The peculiar powers of those who insist we citizens exist to create paperwork for them to shuffle is, of course, not solely a problem of government and governance. Private businesses also have a long tradition of creating layers of management whose only apparent purposes are to frustrate innovation, block progress, and find new opportunities for creating “adminis-trivia”, which will suck up hours, days, and weeks of productive work time.
However, there is a major—and critically important—difference between the bureaucracies created by the private and public sectors.
When a privately-operated business become too overly laden with those individuals and departments that no longer serve a useful function, the parasitic dead weight of bureaucracy is sheared away so that the business can refocus money and energy on productive uses of time and human capital in order to maximize profit.
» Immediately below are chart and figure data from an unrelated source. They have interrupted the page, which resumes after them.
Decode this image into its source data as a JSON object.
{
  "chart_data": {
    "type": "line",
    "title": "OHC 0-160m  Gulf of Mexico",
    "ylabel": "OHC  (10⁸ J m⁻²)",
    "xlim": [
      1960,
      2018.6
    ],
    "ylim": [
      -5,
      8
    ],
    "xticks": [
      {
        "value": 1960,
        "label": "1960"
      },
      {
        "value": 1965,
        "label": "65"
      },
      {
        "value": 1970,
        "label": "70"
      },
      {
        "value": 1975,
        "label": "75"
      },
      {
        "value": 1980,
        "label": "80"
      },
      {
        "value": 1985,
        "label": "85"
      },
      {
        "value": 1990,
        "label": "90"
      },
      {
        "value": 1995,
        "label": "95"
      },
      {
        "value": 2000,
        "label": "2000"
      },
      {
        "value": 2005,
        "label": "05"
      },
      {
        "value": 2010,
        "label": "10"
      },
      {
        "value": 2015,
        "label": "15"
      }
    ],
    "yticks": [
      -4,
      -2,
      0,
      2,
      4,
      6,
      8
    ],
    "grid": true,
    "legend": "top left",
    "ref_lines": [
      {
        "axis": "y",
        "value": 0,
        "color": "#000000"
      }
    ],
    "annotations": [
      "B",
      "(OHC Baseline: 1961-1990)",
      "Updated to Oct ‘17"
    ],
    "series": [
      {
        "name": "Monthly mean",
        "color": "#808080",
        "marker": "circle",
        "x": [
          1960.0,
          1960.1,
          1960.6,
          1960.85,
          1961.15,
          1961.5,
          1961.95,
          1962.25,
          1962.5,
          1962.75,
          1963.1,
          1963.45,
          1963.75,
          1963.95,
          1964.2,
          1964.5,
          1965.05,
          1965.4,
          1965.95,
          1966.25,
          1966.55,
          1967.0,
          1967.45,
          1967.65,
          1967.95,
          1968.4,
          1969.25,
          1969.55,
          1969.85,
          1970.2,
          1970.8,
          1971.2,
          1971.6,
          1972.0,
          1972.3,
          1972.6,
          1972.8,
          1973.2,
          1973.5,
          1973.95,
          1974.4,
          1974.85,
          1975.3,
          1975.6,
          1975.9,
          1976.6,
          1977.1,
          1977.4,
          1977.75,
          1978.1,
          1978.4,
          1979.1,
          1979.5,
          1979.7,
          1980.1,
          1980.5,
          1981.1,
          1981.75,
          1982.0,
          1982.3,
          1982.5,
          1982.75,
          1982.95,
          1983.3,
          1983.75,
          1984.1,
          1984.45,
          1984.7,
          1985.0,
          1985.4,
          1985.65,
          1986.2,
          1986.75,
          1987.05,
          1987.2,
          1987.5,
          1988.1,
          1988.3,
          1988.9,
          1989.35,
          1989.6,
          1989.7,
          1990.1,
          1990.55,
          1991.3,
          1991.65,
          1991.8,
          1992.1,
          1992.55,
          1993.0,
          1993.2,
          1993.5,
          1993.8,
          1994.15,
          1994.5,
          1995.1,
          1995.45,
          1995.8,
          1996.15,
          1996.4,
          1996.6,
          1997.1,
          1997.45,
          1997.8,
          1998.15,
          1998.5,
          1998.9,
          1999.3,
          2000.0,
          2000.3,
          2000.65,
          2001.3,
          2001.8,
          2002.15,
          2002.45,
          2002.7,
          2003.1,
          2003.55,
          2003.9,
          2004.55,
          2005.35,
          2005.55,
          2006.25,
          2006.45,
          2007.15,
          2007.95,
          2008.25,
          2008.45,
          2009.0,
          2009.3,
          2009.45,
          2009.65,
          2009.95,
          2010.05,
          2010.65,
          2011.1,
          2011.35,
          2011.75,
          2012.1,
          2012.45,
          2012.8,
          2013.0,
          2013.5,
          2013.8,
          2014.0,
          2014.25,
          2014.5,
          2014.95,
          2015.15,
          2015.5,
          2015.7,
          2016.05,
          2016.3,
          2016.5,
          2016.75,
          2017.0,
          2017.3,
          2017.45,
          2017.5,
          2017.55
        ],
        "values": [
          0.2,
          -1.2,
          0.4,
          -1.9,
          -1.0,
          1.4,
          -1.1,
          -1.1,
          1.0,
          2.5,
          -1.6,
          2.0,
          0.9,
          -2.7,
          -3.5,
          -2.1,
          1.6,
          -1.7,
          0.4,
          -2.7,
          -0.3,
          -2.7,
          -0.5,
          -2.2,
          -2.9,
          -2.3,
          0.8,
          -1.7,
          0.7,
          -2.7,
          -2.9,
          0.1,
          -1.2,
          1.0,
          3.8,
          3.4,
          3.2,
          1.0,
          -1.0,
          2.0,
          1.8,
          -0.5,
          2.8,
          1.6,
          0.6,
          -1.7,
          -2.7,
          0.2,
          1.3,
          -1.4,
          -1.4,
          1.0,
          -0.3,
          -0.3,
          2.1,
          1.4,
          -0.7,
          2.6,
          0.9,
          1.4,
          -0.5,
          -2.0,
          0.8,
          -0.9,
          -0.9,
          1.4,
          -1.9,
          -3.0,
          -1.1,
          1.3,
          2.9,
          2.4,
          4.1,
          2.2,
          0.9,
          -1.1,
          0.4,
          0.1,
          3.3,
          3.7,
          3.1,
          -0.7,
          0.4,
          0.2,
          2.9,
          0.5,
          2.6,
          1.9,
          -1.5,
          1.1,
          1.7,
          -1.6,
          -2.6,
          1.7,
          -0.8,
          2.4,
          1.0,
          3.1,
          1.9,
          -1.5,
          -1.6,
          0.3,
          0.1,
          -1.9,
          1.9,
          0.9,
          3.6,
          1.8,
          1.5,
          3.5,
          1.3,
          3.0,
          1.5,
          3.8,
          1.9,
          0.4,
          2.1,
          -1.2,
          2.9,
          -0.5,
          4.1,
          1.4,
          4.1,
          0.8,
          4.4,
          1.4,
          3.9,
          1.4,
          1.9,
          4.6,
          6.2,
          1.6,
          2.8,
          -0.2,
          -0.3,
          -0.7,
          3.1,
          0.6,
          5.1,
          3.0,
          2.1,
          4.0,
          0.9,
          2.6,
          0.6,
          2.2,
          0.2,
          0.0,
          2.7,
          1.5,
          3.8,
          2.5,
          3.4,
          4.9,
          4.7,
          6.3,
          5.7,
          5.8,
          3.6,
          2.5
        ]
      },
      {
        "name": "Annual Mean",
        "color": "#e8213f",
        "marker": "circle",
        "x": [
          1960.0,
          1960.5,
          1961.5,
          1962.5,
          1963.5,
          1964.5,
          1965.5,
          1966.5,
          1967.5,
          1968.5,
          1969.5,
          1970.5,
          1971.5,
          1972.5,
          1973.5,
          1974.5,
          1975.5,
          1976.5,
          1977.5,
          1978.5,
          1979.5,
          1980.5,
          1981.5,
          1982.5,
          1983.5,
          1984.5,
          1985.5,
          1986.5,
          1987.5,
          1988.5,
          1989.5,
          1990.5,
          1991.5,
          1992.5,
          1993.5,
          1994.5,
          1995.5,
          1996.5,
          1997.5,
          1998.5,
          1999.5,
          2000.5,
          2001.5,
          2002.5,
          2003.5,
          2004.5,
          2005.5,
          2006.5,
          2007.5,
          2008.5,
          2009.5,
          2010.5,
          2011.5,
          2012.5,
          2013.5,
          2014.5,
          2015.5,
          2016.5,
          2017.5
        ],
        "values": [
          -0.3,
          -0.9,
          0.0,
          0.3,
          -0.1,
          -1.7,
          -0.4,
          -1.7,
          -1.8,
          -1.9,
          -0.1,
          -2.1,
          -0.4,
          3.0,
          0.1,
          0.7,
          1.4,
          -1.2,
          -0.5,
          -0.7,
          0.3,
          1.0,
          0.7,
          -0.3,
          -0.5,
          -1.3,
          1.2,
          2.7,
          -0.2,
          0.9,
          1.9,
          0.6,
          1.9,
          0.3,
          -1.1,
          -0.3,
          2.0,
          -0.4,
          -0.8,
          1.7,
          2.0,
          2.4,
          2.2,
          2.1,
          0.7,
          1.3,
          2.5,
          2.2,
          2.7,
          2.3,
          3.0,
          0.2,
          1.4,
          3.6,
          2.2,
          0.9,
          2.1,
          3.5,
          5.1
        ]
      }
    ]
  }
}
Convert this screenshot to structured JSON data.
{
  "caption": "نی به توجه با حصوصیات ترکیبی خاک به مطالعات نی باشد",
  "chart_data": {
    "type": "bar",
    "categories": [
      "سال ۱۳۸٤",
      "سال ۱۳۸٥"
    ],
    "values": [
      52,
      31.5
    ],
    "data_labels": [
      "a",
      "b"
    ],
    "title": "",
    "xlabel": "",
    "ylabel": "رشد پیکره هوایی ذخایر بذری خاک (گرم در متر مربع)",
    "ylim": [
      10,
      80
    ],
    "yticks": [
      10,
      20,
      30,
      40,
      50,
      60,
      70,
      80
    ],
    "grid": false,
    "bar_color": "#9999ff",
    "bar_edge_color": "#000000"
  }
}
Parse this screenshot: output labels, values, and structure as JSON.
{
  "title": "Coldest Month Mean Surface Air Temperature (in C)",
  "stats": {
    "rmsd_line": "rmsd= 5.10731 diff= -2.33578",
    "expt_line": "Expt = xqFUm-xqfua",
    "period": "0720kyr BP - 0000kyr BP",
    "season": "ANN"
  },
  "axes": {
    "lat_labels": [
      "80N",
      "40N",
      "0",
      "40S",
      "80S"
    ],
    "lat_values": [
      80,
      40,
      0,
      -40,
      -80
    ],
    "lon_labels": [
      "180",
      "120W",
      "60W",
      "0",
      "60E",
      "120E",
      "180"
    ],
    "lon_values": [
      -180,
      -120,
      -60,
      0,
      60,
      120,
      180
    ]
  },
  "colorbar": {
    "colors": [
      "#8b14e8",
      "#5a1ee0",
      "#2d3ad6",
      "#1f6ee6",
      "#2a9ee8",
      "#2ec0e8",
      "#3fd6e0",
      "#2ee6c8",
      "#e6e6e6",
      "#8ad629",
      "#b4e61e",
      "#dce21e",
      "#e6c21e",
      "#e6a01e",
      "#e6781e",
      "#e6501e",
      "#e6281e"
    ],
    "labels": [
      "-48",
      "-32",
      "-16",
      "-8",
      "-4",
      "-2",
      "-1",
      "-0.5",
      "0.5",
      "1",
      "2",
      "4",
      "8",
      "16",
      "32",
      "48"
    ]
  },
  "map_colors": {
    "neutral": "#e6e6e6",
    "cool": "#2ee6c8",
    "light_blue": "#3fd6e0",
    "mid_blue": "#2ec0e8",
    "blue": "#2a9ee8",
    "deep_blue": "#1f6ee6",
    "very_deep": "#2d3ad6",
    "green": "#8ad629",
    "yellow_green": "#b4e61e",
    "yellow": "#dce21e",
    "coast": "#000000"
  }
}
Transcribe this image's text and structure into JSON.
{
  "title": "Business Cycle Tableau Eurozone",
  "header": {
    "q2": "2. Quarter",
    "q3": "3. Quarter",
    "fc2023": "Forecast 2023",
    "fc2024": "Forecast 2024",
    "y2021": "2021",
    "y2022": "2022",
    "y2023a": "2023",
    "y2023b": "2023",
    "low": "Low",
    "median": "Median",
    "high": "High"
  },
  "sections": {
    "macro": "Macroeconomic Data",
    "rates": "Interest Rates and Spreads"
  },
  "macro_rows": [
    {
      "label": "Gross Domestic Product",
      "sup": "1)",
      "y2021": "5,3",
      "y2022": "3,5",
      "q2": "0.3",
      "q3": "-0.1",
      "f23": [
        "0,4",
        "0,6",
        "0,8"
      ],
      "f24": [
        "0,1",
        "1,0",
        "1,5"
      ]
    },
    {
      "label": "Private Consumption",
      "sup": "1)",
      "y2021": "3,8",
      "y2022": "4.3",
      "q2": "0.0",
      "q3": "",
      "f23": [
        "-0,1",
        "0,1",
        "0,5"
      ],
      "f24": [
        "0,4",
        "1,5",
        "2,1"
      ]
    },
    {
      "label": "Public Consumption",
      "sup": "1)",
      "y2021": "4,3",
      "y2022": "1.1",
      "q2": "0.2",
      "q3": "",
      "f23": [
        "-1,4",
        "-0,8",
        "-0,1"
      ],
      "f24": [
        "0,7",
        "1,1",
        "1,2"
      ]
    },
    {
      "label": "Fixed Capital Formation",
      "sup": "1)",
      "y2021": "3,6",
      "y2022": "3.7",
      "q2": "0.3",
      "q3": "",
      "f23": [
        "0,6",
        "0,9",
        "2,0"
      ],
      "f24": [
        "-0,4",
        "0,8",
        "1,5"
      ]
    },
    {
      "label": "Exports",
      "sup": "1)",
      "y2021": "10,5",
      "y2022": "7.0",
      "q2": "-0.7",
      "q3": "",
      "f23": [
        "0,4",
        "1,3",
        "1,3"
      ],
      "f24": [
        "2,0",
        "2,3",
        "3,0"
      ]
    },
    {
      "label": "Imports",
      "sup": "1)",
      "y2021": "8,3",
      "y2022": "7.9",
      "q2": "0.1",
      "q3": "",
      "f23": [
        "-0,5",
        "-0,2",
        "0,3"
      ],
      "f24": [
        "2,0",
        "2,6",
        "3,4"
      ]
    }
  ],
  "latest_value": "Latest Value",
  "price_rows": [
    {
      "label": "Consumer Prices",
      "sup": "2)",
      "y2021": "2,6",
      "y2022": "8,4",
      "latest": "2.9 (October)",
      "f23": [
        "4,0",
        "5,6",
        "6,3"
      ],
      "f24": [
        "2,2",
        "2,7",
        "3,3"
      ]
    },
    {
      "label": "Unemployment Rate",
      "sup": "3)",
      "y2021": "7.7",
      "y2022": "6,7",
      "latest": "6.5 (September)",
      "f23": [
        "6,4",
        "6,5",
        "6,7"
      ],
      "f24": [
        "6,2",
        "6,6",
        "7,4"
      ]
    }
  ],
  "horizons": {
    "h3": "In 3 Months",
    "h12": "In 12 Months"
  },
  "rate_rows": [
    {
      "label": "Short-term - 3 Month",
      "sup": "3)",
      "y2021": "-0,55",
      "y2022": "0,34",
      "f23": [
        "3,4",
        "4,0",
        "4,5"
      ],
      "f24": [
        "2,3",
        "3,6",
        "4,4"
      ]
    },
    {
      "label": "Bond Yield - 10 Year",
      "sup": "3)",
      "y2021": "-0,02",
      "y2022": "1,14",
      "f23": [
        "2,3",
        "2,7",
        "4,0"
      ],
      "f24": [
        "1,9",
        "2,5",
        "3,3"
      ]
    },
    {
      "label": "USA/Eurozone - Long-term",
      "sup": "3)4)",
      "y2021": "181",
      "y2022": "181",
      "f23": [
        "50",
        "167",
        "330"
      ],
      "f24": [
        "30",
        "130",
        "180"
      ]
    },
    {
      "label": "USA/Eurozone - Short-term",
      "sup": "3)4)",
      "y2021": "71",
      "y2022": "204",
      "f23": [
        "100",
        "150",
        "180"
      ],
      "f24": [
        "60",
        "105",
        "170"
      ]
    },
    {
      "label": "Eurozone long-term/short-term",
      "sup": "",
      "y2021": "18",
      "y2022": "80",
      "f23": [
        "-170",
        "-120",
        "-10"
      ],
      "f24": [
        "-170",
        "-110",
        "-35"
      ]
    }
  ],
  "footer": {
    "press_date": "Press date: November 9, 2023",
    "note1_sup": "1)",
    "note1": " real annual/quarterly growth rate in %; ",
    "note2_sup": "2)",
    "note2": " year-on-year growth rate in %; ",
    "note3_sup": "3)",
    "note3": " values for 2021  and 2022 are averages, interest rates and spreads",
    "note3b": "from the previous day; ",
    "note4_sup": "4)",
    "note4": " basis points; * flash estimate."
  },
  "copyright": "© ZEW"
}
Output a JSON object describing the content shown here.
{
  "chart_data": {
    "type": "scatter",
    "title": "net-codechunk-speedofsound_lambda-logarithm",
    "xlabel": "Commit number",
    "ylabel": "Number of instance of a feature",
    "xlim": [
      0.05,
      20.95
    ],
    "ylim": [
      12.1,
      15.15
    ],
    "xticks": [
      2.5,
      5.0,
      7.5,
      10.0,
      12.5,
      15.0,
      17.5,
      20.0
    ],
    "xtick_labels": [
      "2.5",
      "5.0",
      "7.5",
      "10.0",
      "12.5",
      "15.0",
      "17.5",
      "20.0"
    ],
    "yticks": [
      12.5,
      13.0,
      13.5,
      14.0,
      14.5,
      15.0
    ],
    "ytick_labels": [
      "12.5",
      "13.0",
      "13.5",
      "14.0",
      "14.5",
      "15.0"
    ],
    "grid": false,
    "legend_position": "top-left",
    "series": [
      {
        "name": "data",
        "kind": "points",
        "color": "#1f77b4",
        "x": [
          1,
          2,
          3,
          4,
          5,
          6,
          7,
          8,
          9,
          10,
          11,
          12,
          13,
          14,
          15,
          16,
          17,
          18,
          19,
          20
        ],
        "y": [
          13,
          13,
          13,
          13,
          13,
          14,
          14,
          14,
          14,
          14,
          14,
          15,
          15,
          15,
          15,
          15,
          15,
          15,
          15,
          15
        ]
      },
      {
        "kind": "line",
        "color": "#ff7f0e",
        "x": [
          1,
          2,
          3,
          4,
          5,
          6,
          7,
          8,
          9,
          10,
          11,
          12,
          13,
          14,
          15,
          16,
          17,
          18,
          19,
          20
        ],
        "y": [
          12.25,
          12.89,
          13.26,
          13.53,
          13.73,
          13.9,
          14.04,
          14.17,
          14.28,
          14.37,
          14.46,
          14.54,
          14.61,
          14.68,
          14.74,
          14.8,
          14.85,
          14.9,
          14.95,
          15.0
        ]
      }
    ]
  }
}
If a business dallies when it should quickly act to improve worker productivity, it might soon be out of business.
Government, in stark contrast, has no market-imposed discipline to force it to keep operations lean. Moreover, there is no real pressure to maximize efficiency, so government agencies and their employees will keep doing exactly what they have been doing for no other reason than it has been the way they have always been doing it.
Elections may come and go—each ushering in a bright new crop of office holders—but promised reforms will often be frustrated by those occupying the countless little government cubicles where innovations go to die. Any effort to make changes will hit the brick wall of civil service regulations and union work rules that exist only to ensure that the permanent government can continue to be a ready jobs program for the marginally competent.
Many are, oddly enough, comforted by government’s resistance to change. They hear politicians speak of action—and they shudder. Change could eliminate a government grant, close and consolidate offices, or eliminate a lucrative contract. Whether any program or agency provides real value in relation its cost is merely a tangential concern.
If we keep in mind that a core mission of government is simply to spray cash hither and thither, it is perhaps easier to understand our habit of continuing to re-elect the same boneheads year after year after year. No one wants to screw with the obscenely expensive and brain dead goose that somehow still manages to squeeze out golden eggs—the alternative could be worse.
There will, of course, be a day—perhaps sooner than we think—when we can no longer afford a trillion dollar goose that lays fifty cent eggs. However, for reasons that perhaps surpass understanding, we seem largely oblivious to the fiscal swamp into which we are sinking. Despite breathtaking debt loads at every level of government, no plan for dramatically shrinking the size and cost of government is ever discussed—which suits many just fine. To actually question the basis of trillions of dollars of government spending—which would mean asking whether we get any real value back—might signal the beginning of the end of the administrative state and the make-work jobs it creates.
There is an old joke that asserts the only two life forms that will survive a nuclear war are cockroaches and Cher. This snarky joke, however, pre-dates the vast growth of government in all its glory over the past several decades. Therefore, I believe we need to add one more entity to the mix: government bureaucrats.
I am certain some agency somewhere will be writing a detailed report about the tonnage of deadly radioactive ash raining down upon our heads each day. There will be, of course, those who will argue that stating the stupendously obvious is a useful and reasonable function of government for which we should be thankful—while we scramble amongst the rubble to scratch out a living so that we can pay our taxes.